From New York, to Missouri, and now to Texas, race relations in America are extremely tense. And a recent poll on race relations conducted by CBS News and the New York Times confirms that we may be in an even worse spot than we thought.
According to the poll, 68 percent of black Americans said that race relations were “generally bad” in the country—the highest percentage since 1997. In the years shortly before and following President Obama’s 2008 election, the majority of black poll respondents said they thought race relations were good.
It’s no shock that black Americans view race differently than white Americans. Many of the questions in the poll center on the black experience: racial profiling, affirmative action, and voting rights are some of the topics surveyed, with different answers depending on race. But what is surprising is the level of segregation that exists between the two segments of the population.
A majority of white people in the U.S. said they rarely interact with black people. When asked how many of the people they regularly come into contact with are black, 64 percent of white Americans answered only “a few.”
Only 27 percent said that about half the people they came into contact with were black, and 4 percent said they never interacted with any black people at all.

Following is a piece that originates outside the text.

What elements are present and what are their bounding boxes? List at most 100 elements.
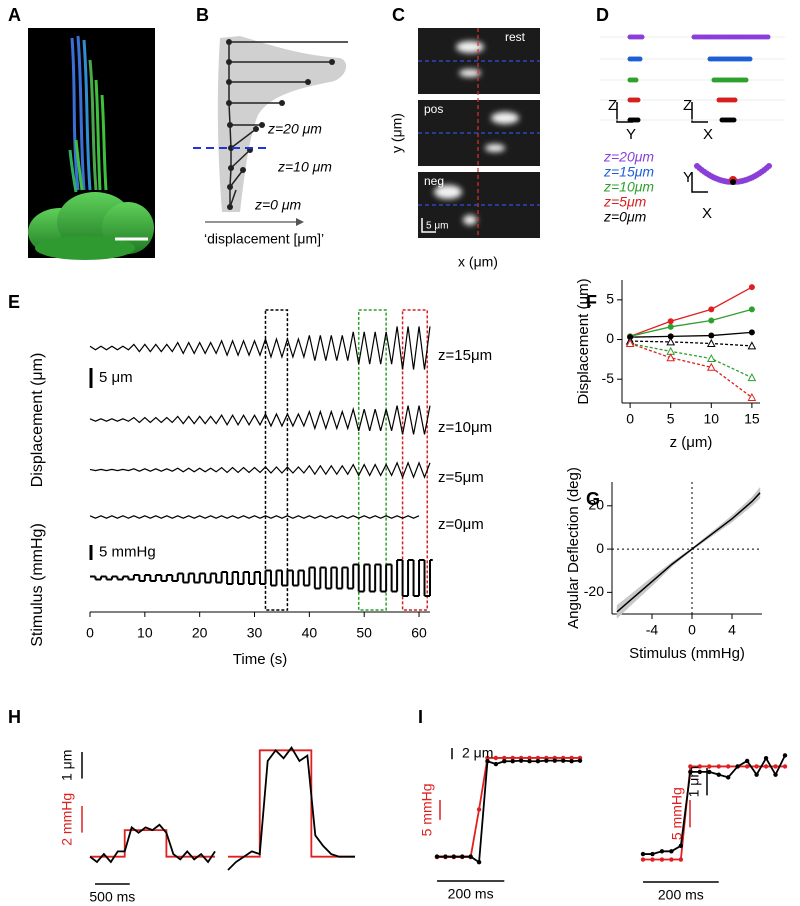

Black respondents, though, told a different story. The largest number (48 percent) said that about half the people around them were white. Black Americans are much more likely to report living in white communities than vice versa, too—a full 21 percent of black respondents said almost all of the people in their neighborhood were white, compared to a tiny 3 percent of whites living in mostly-black areas.
All it takes is a cursory glance at prominent conversations online to see that race relations are in a tough spot. The #BlackLivesMatter hashtag proliferated after the murder of Michael Brown in Ferguson, Missouri, but just this week there were tense conversations about people co-opting the hashtag to make it ‘#AllLivesMatter.’
Similarly, last week the hashtag #GrowingUpBlack gained popularity, with black people sharing their experiences about their childhoods. But no sooner did it become a trend, than #GrowingUpWhite became a thing.
A June Atlantic article on racial integration found that black residents in Beaumont, Texas were essentially forced into living in a single, low-income area of the city. Housing officials who proposed new developments in wealthier, whiter areas were met with the kind of resistance that subtly mandates continued segregation.
In Washington, D.C., racial segregation is a constant topic of discourse. Residents in the urban areas, especially the East side, are mostly black and do not have the right to vote—whereas much of the city’s white population lives outside the city limits in manicured suburbs like Bethesda, Maryland.
A 2006 report issued by the Voting and Democracy Research Center found that urban black communities were harmed the most by the lack of voting rights in D.C. Residents of the district pay federal taxes, but have no representatives in Congress or the Senate. In a 2013 nod to locals, President Obama asked that D.C.’s “taxation without representation” protest license plates be placed on his presidential transport.